Kharabe typically doesn’t enjoy exercising because of the strain it puts on her illness, but says sled hockey is fun and has given her a community to connect with and the opportunity to further explore her identity. 

Currently, the Sting don’t have enough permanent players to fill out a full squad. But the much more developed youth team, the Skeeters, do. During their regular season, the Skeeters compete and travel to games across the Midwest and, once a year, the team competes in a national championship. 

For the 2024 season, they will travel to West Chester, Pennsylvania, in April to compete against teams from across the country in the Toyota USA Hockey Sled National Championship. 
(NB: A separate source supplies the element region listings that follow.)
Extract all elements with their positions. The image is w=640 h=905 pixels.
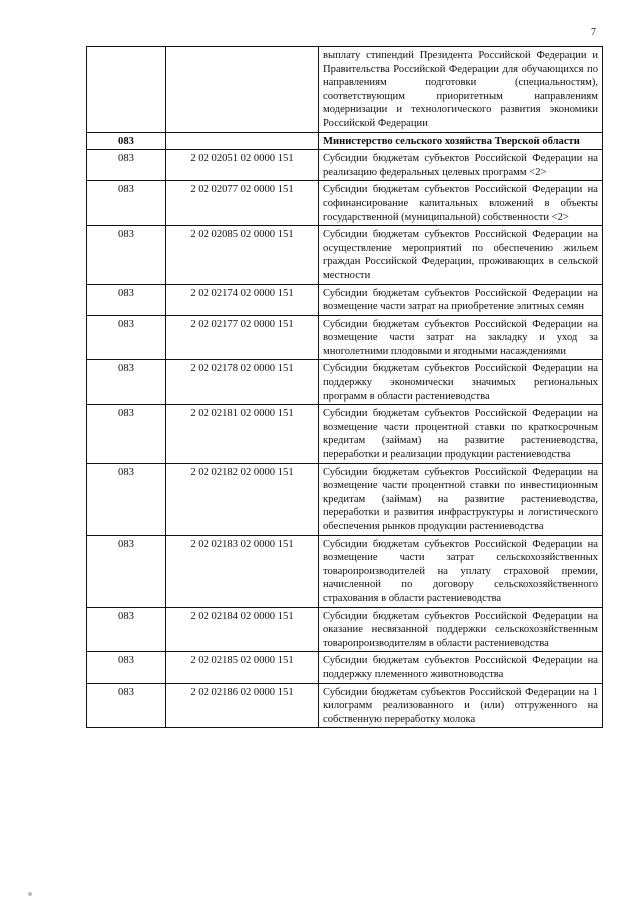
admin-code-cell: 083	[87, 150, 166, 181]
table-row	[87, 463, 603, 535]
ministry-name-cell: Министерство сельского хозяйства Тверской области	[319, 132, 603, 150]
revenue-name-cell: Субсидии бюджетам субъектов Российской Федерации на софинансирование капитальных вложений в объекты государственной (муниципальной) собственности <2>	[319, 181, 603, 226]
revenue-name-cell: Субсидии бюджетам субъектов Российской Федерации на возмещение части процентной ставки по инвестиционным кредитам (займам) на развитие растениеводства, переработки и развития инфраструктуры и логистического обеспечения рынков продукции растениеводства	[319, 463, 603, 535]
revenue-code-cell: 2 02 02085 02 0000 151	[166, 226, 319, 284]
revenue-name-cell: Субсидии бюджетам субъектов Российской Федерации на возмещение части затрат сельскохозяйственных товаропроизводителей на уплату страховой премии, начисленной по договору сельскохозяйственного страхования в области растениеводства	[319, 535, 603, 607]
admin-code-cell: 083	[87, 535, 166, 607]
revenue-code-cell: 2 02 02184 02 0000 151	[166, 607, 319, 652]
table-row	[87, 284, 603, 315]
revenue-code-cell: 2 02 02186 02 0000 151	[166, 683, 319, 728]
revenue-name-cell: Субсидии бюджетам субъектов Российской Федерации на реализацию федеральных целевых программ <2>	[319, 150, 603, 181]
revenue-code-cell: 2 02 02185 02 0000 151	[166, 652, 319, 683]
revenue-name-cell: выплату стипендий Президента Российской Федерации и Правительства Российской Федерации для обучающихся по направлениям подготовки (специальностям), соответствующим приоритетным направлениям модернизации и технологического развития экономики Российской Федерации	[319, 47, 603, 133]
revenue-code-cell	[166, 47, 319, 133]
revenue-code-cell: 2 02 02077 02 0000 151	[166, 181, 319, 226]
admin-code-cell: 083	[87, 315, 166, 360]
admin-code-cell: 083	[87, 652, 166, 683]
revenue-code-cell: 2 02 02051 02 0000 151	[166, 150, 319, 181]
admin-code-cell: 083	[87, 132, 166, 150]
revenue-name-cell: Субсидии бюджетам субъектов Российской Федерации на возмещение части затрат на приобретение элитных семян	[319, 284, 603, 315]
table-row	[87, 150, 603, 181]
admin-code-cell: 083	[87, 463, 166, 535]
ministry-header-row	[87, 132, 603, 150]
table-row	[87, 226, 603, 284]
table-row	[87, 181, 603, 226]
admin-code-cell: 083	[87, 405, 166, 463]
revenue-code-cell	[166, 132, 319, 150]
table-row	[87, 683, 603, 728]
revenue-code-cell: 2 02 02183 02 0000 151	[166, 535, 319, 607]
revenue-name-cell: Субсидии бюджетам субъектов Российской Федерации на поддержку экономически значимых региональных программ в области растениеводства	[319, 360, 603, 405]
admin-code-cell: 083	[87, 181, 166, 226]
revenue-name-cell: Субсидии бюджетам субъектов Российской Федерации на возмещение части процентной ставки по краткосрочным кредитам (займам) на развитие растениеводства, переработки и реализации продукции растениеводства	[319, 405, 603, 463]
revenue-name-cell: Субсидии бюджетам субъектов Российской Федерации на оказание несвязанной поддержки сельскохозяйственным товаропроизводителям в области растениеводства	[319, 607, 603, 652]
admin-code-cell	[87, 47, 166, 133]
revenue-code-cell: 2 02 02181 02 0000 151	[166, 405, 319, 463]
table-row	[87, 315, 603, 360]
table-row	[87, 652, 603, 683]
budget-classification-table	[86, 46, 603, 728]
revenue-code-cell: 2 02 02177 02 0000 151	[166, 315, 319, 360]
scan-speck	[28, 892, 32, 896]
admin-code-cell: 083	[87, 683, 166, 728]
revenue-name-cell: Субсидии бюджетам субъектов Российской Федерации на 1 килограмм реализованного и (или) отгруженного на собственную переработку молока	[319, 683, 603, 728]
revenue-code-cell: 2 02 02174 02 0000 151	[166, 284, 319, 315]
table-row	[87, 607, 603, 652]
revenue-name-cell: Субсидии бюджетам субъектов Российской Федерации на поддержку племенного животноводства	[319, 652, 603, 683]
admin-code-cell: 083	[87, 360, 166, 405]
revenue-name-cell: Субсидии бюджетам субъектов Российской Федерации на возмещение части затрат на закладку и уход за многолетними плодовыми и ягодными насаждениями	[319, 315, 603, 360]
table-row	[87, 360, 603, 405]
revenue-code-cell: 2 02 02178 02 0000 151	[166, 360, 319, 405]
table-row	[87, 47, 603, 133]
page-number: 7	[591, 27, 596, 38]
revenue-code-cell: 2 02 02182 02 0000 151	[166, 463, 319, 535]
admin-code-cell: 083	[87, 284, 166, 315]
admin-code-cell: 083	[87, 226, 166, 284]
table-row	[87, 535, 603, 607]
revenue-name-cell: Субсидии бюджетам субъектов Российской Федерации на осуществление мероприятий по обеспечению жильем граждан Российской Федерации, проживающих в сельской местности	[319, 226, 603, 284]
table-row	[87, 405, 603, 463]
admin-code-cell: 083	[87, 607, 166, 652]
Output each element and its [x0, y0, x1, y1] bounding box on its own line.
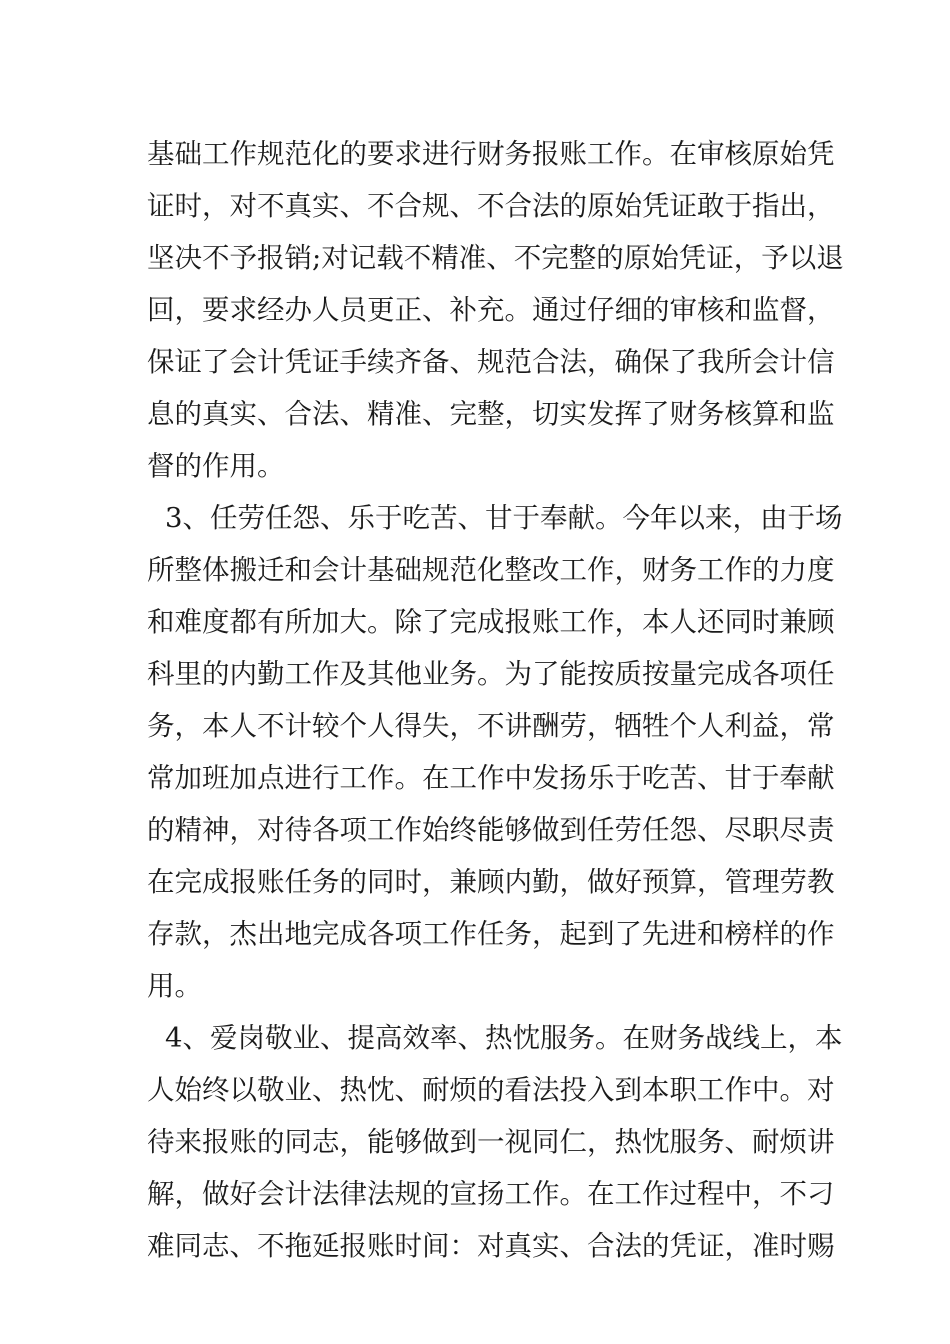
text-line: 证时，对不真实、不合规、不合法的原始凭证敢于指出，	[147, 190, 835, 222]
text-line: 的精神，对待各项工作始终能够做到任劳任怨、尽职尽责	[147, 814, 835, 846]
paragraph-heading-3: 3、任劳任怨、乐于吃苦、甘于奉献。今年以来，由于场	[165, 502, 843, 534]
text-line: 在完成报账任务的同时，兼顾内勤，做好预算，管理劳教	[147, 866, 835, 898]
text-line: 所整体搬迁和会计基础规范化整改工作，财务工作的力度	[147, 554, 835, 586]
text-line: 人始终以敬业、热忱、耐烦的看法投入到本职工作中。对	[147, 1074, 835, 1106]
text-line: 回，要求经办人员更正、补充。通过仔细的审核和监督，	[147, 294, 835, 326]
text-line: 用。	[147, 970, 202, 1002]
body-text	[147, 128, 844, 1272]
text-line: 科里的内勤工作及其他业务。为了能按质按量完成各项任	[147, 658, 835, 690]
text-line: 和难度都有所加大。除了完成报账工作，本人还同时兼顾	[147, 606, 835, 638]
text-line: 解，做好会计法律法规的宣扬工作。在工作过程中，不刁	[147, 1178, 835, 1210]
paragraph-heading-4: 4、爱岗敬业、提高效率、热忱服务。在财务战线上，本	[165, 1022, 843, 1054]
text-line: 务，本人不计较个人得失，不讲酬劳，牺牲个人利益，常	[147, 710, 835, 742]
text-line: 待来报账的同志，能够做到一视同仁，热忱服务、耐烦讲	[147, 1126, 835, 1158]
text-line: 督的作用。	[147, 450, 285, 482]
text-line: 基础工作规范化的要求进行财务报账工作。在审核原始凭	[147, 138, 835, 170]
text-line: 坚决不予报销;对记载不精准、不完整的原始凭证，予以退	[147, 242, 844, 274]
text-line: 常加班加点进行工作。在工作中发扬乐于吃苦、甘于奉献	[147, 762, 835, 794]
text-line: 保证了会计凭证手续齐备、规范合法，确保了我所会计信	[147, 346, 835, 378]
text-line: 存款，杰出地完成各项工作任务，起到了先进和榜样的作	[147, 918, 835, 950]
text-line: 难同志、不拖延报账时间：对真实、合法的凭证，准时赐	[147, 1230, 835, 1262]
text-line: 息的真实、合法、精准、完整，切实发挥了财务核算和监	[147, 398, 835, 430]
When Fitzgibbon was in high school, playing on Skeeters team, the national championship consisted of a single weekend where all types of adaptive hockey (special hockey, blind hockey, single- and double-amputee and more) were grouped together in a rapid cycle of games.  Now the championship has expanded to two weekends, with one weekend solely dedicated to sled hockey, played by different categories of youth and adult teams. 
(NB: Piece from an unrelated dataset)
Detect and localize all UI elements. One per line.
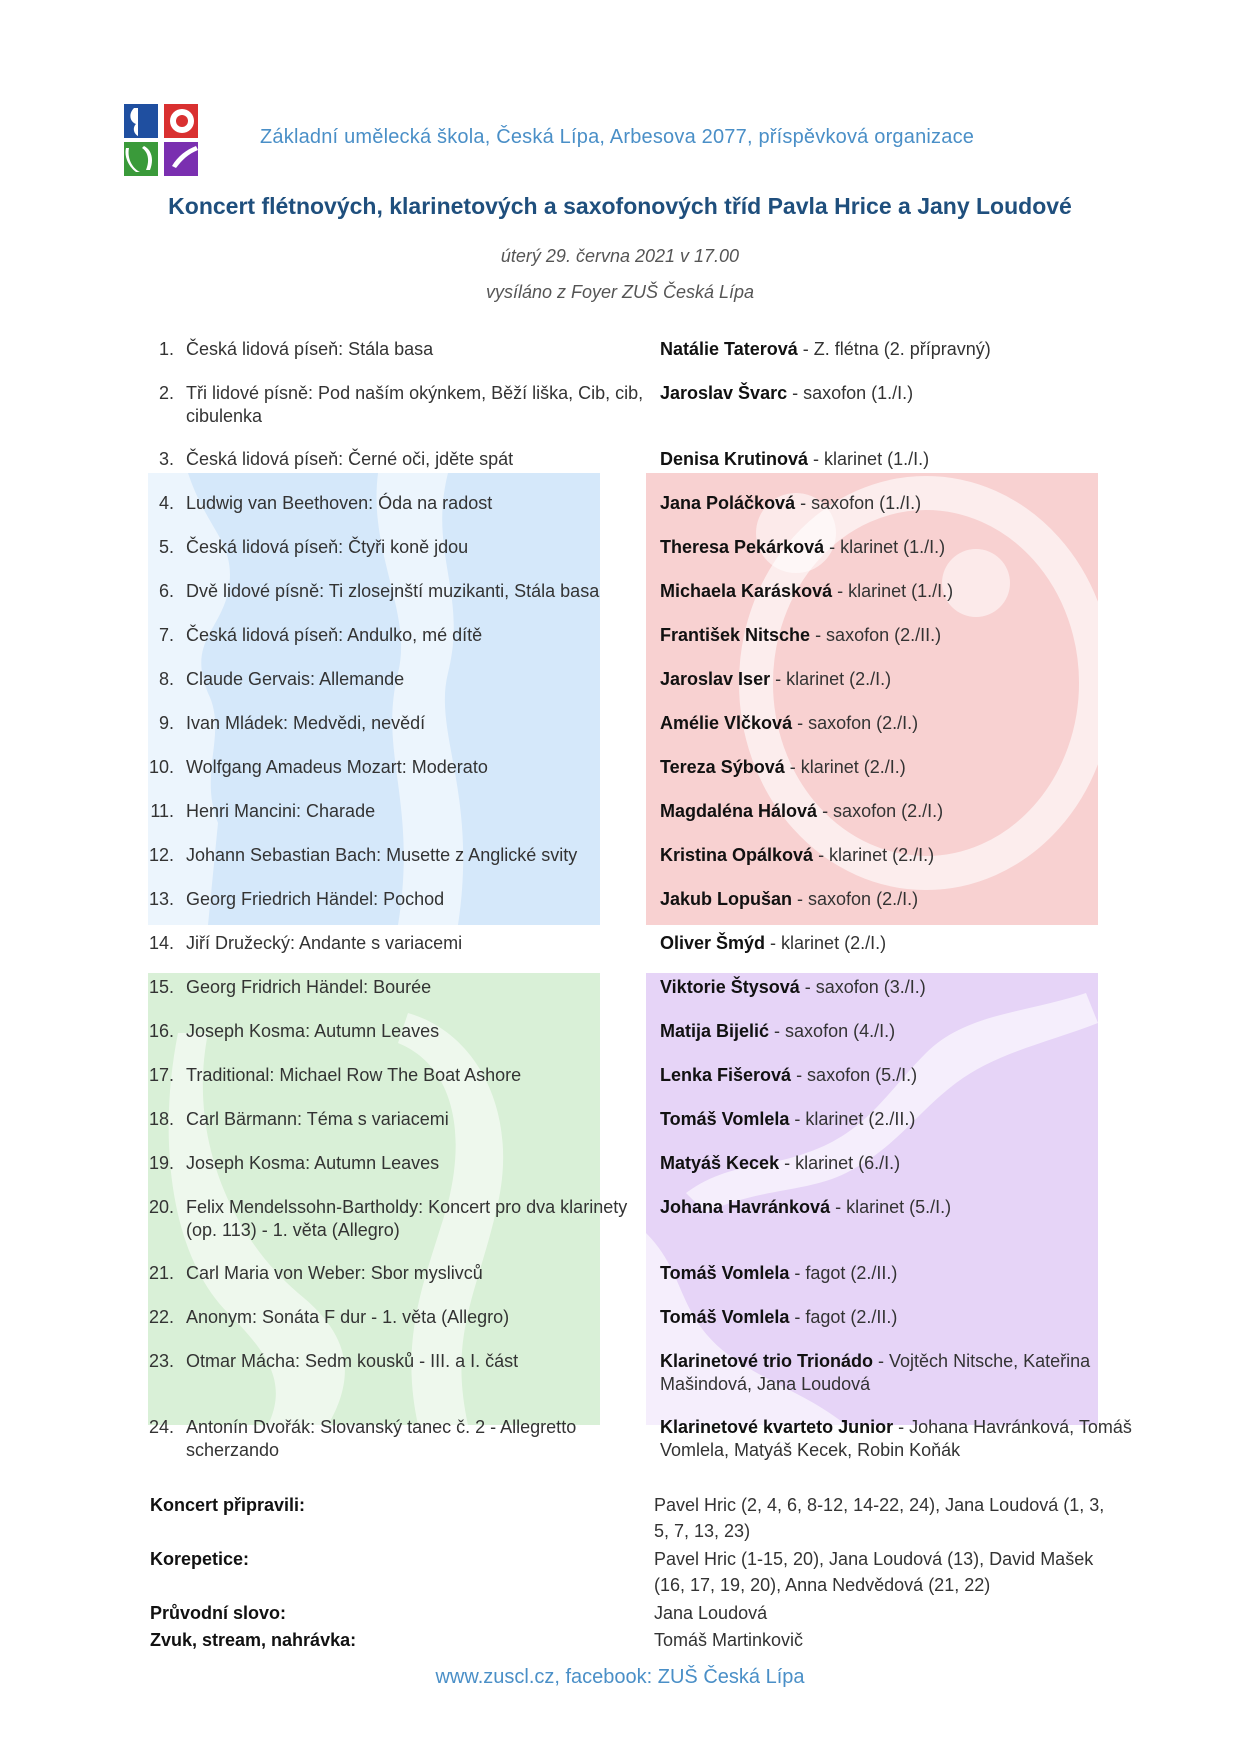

Amy Cassiday, mother to Skeeters team member Andrew Cassiday, had her son playing sled hockey when he was 5, more than a decade ago. Now in high school, Andrew and his mother are an integral part of the sled hockey community in Madison. It is a community built upon shared experiences and, according to Amy Cassiday, “you need people who get it.”

“Being a parent of a child with a disability can feel really isolating,” she said. “So adaptive sports really connect you. It connects young people to look and experience the world the same way we do. And it does the same thing for parents… you become really close-knit resources for each other.” 
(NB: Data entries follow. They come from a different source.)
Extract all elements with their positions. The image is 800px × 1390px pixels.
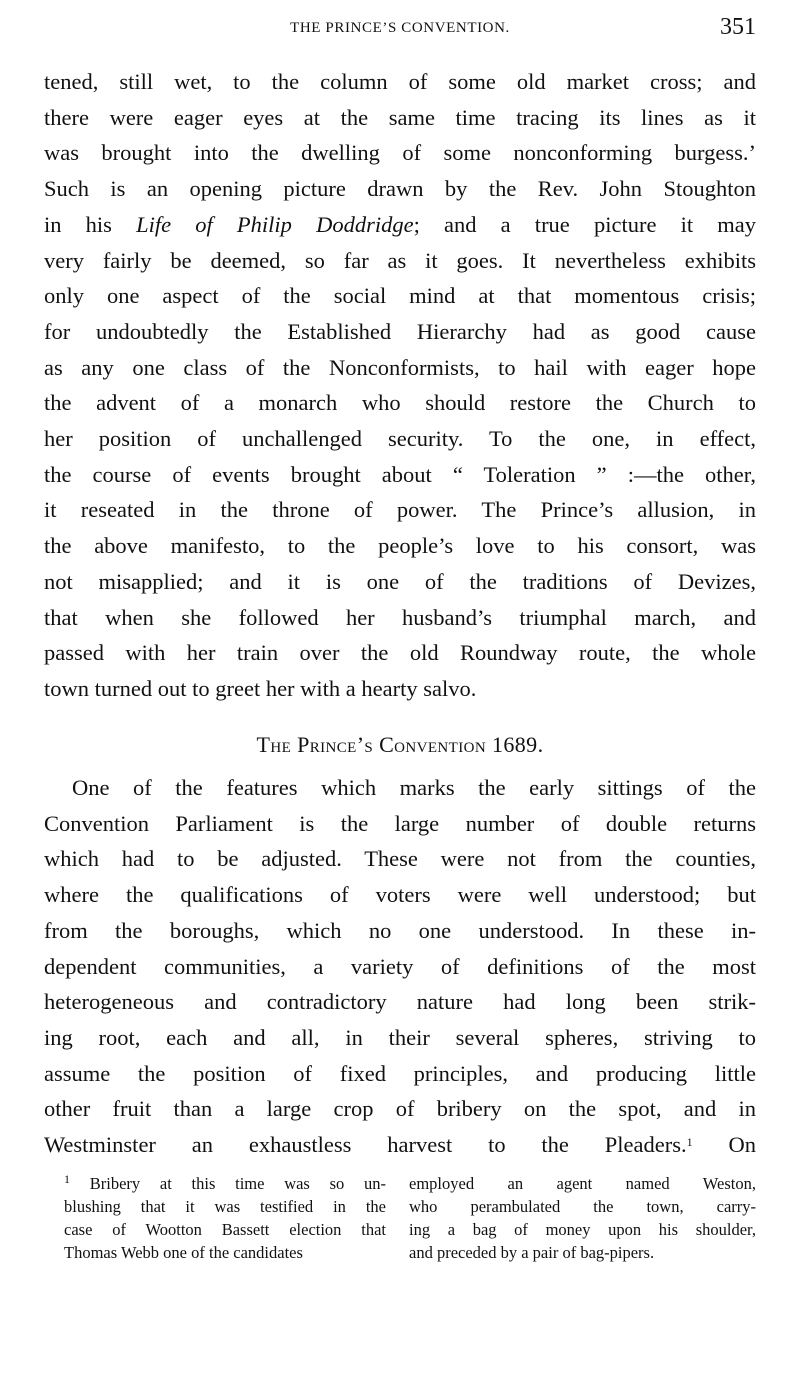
text-line: in his Life of Philip Doddridge; and a true picture it may [44, 211, 756, 237]
footnote-right-column [409, 1172, 756, 1264]
footnote-reference[interactable]: 1 [686, 1135, 693, 1150]
text-line: for undoubtedly the Established Hierarchy had as good cause [44, 318, 756, 344]
footnote-line: blushing that it was testified in the [64, 1197, 386, 1216]
text-line: was brought into the dwelling of some nonconforming burgess.’ [44, 140, 756, 166]
text-line: which had to be adjusted. These were not from the counties, [44, 846, 756, 872]
text-line: other fruit than a large crop of bribery on the spot, and in [44, 1096, 756, 1122]
text-line: the above manifesto, to the people’s love to his consort, was [44, 533, 756, 559]
page-number: 351 [720, 14, 756, 40]
footnote-left-column [64, 1172, 386, 1264]
section-heading [44, 732, 756, 758]
text-line: tened, still wet, to the column of some old market cross; and [44, 69, 756, 94]
text-line: heterogeneous and contradictory nature had long been strik- [44, 989, 756, 1015]
text-line: the course of events brought about “ Toleration ” :—the other, [44, 461, 756, 487]
book-title-italic: Life of Philip Doddridge [136, 211, 414, 237]
text-line: her position of unchallenged security. To the one, in effect, [44, 426, 756, 452]
footnote-line: ing a bag of money upon his shoulder, [409, 1220, 756, 1239]
text-line: very fairly be deemed, so far as it goes. It nevertheless exhibits [44, 247, 756, 273]
running-title: THE PRINCE’S CONVENTION. [290, 20, 510, 36]
paragraph-convention [44, 770, 756, 1163]
footnote-line: $^1$ Bribery at this time was so un- [64, 1172, 386, 1193]
footnote-line: Thomas Webb one of the candidates [64, 1243, 303, 1262]
text-line: One of the features which marks the early sittings of the [72, 775, 756, 800]
section-heading-year: 1689. [491, 732, 544, 757]
text-line: where the qualifications of voters were well understood; but [44, 882, 756, 908]
text-line: not misapplied; and it is one of the traditions of Devizes, [44, 568, 756, 594]
text-line: assume the position of fixed principles, and producing little [44, 1060, 756, 1086]
text-line: Such is an opening picture drawn by the Rev. John Stoughton [44, 176, 756, 202]
footnote-line: case of Wootton Bassett election that [64, 1220, 386, 1239]
text-line: that when she followed her husband’s triumphal march, and [44, 604, 756, 630]
text-line: ing root, each and all, in their several spheres, striving to [44, 1024, 756, 1050]
footnote-line: and preceded by a pair of bag-pipers. [409, 1243, 655, 1262]
text-line: from the boroughs, which no one understood. In these in- [44, 917, 756, 943]
text-line: as any one class of the Nonconformists, to hail with eager hope [44, 354, 756, 380]
text-line: it reseated in the throne of power. The Prince’s allusion, in [44, 497, 756, 523]
running-head [44, 14, 756, 44]
text-line: there were eager eyes at the same time tracing its lines as it [44, 104, 756, 130]
text-line: dependent communities, a variety of definitions of the most [44, 953, 756, 979]
text-line: town turned out to greet her with a hearty salvo. [44, 675, 477, 701]
footnote-line: who perambulated the town, carry- [409, 1197, 756, 1216]
text-line: Convention Parliament is the large number of double returns [44, 810, 756, 836]
text-line: only one aspect of the social mind at that momentous crisis; [44, 283, 756, 309]
text-line: the advent of a monarch who should restore the Church to [44, 390, 756, 416]
paragraph-continued [44, 64, 756, 707]
text-line: Westminster an exhaustless harvest to the Pleaders.$^1$ On [44, 1132, 757, 1158]
section-heading-title: The Prince’s Convention [256, 732, 487, 757]
footnote-marker: 1 [64, 1172, 70, 1186]
footnote-line: employed an agent named Weston, [409, 1174, 756, 1193]
text-line: passed with her train over the old Roundway route, the whole [44, 640, 756, 666]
Though the sport continues to expand every year, there are many barriers to entry, including the expense of buying the gear, the cost of traveling to out-of-town championships, the difficulty of finding rinks adapted for sled use and comparatively low awareness of the sport, which is not offered through high schools. 

Some teams that are in the same city as a National Hockey League team get funding through their association with the professional team. Unfortunately, Madison is not one of those teams. 

A sled hockey player scores a goal during practice at Madison Ice Arena. Video by Ruby Rothman.

So, in order to play, all Sting and Skeeters athletes need to purchase the bucket seat, which costs around $800, then cover the additional costs of the sticks, protective gear, helmets and travel that are part of the sport. 

Despite the barriers, Madison’s two sled hockey teams continue to grow. On April 27, Madison Ice Arena is hosting an open house for local elementary, middle and high schools to educate teachers and schools about the available options, provide them resources for their students and potentially recruit new members to the team.